The arrival of a Roman army in Annandale was a startling event. In the 70s
AD
, at least one legion, probably two, marched north and their appearance was unlike anything the native people had seen before. The sheer mass, such a huge number of men, 5,000 to 10,000, would have been dazzling – and terrifying. Roman soldiers did not wear uniforms, but rather a standard set of clothing and armour, and they carried similar equipment and a pack. Such uniformity would in itself have been disconcerting and the sight of a huge number of men marching in military order will have seemed like a giant, articulated animal snaking through the landscape.

Contingents of cavalry generally rode on ahead, sweeping the planned line of march for hostile activity and ambush. The column was led by a vanguard of auxiliary troops, men who were not legionaries but had been recruited from Rome’s conquered provinces and sometimes those peoples whose territory lay beyond the boundaries of the Empire. They were expendable and would take the brunt of any frontal assault, preserving the more valuable, highly trained legionaries behind them. Batavians and Tungrians from what became modern Belgium and southern Holland were probably first across the Solway and into the Annandale Plain and they were led by their own aristocracy. Behind them came the command group with its bodyguard, the standard bearers and trumpeters. Following them were the legionaries who usually marched six abreast. Many armies sing or chant as they march but apparently the Romans moved in silence, accompanied only by the dull, rumbling thunder of their hobnailed boots thudding into the ground.
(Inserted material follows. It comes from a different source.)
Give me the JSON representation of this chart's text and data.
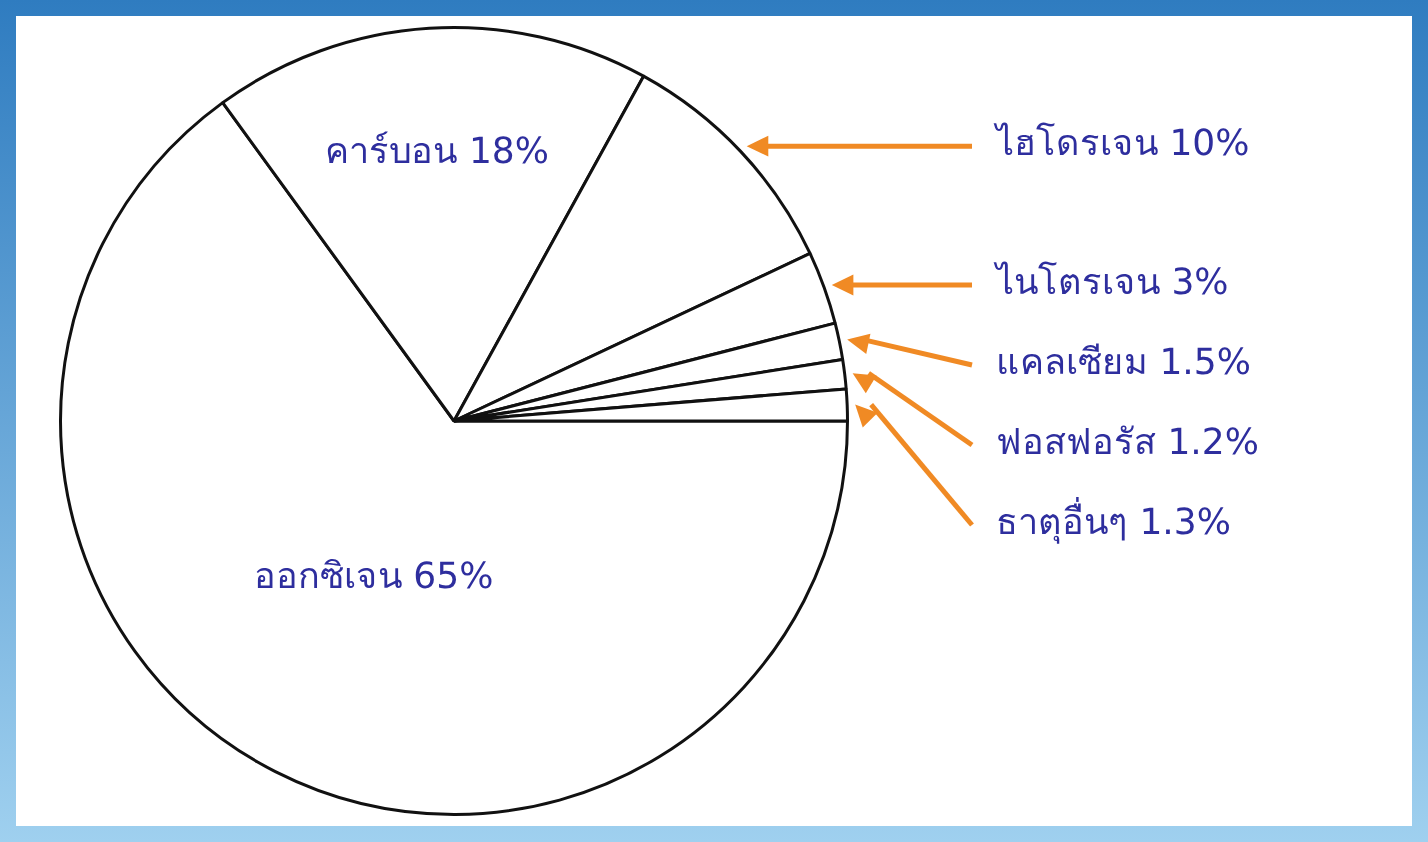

Behind trundled the baggage train, carts, animals and slaves. And finally came the rearguard. Cavalry also rode out wide, protecting the flanks of the column. Even for a single legion on the move, its auxiliaries and baggage, the column could be more than two miles long – what must have seemed to those watching like an endless stream of
men. And commanders expected a day’s march to achieve at least fifteen miles. The vanguard of a large army of four or five legions would reach the site of its next overnight camp before the rearguard had left the last one. It was an impressive display, designed to discourage opposition and instil fear. And it must have.

Since they had crossed the Solway and made their way north, the long column of legions would never have lost sight of a striking landmark. Singular and with a flat summit, Burnswark Hill rose up out of the Annandale Plain. Almost seven centuries before the Romans saw it, the kings of the Anavionenses had commanded the building of a rampart, creating what archaeologists used to call a hill fort. Many ramparts were dug on prominent hills in the first millennium
BC
by the peoples of Lowland Scotland but they were probably not forts. It seems that their symbolism outweighed any military rationale. Difficult to defend against assault with such long perimeters and usually a lack of a reliable water supply, hill forts were meant simply to look impressive – a statement of power – but they are much more likely to have been temples. Rather than defending against what might attack them from the outside, their ramparts marked off a sacred enclosure where priests and kings (perhaps the roles were often combined) performed rituals.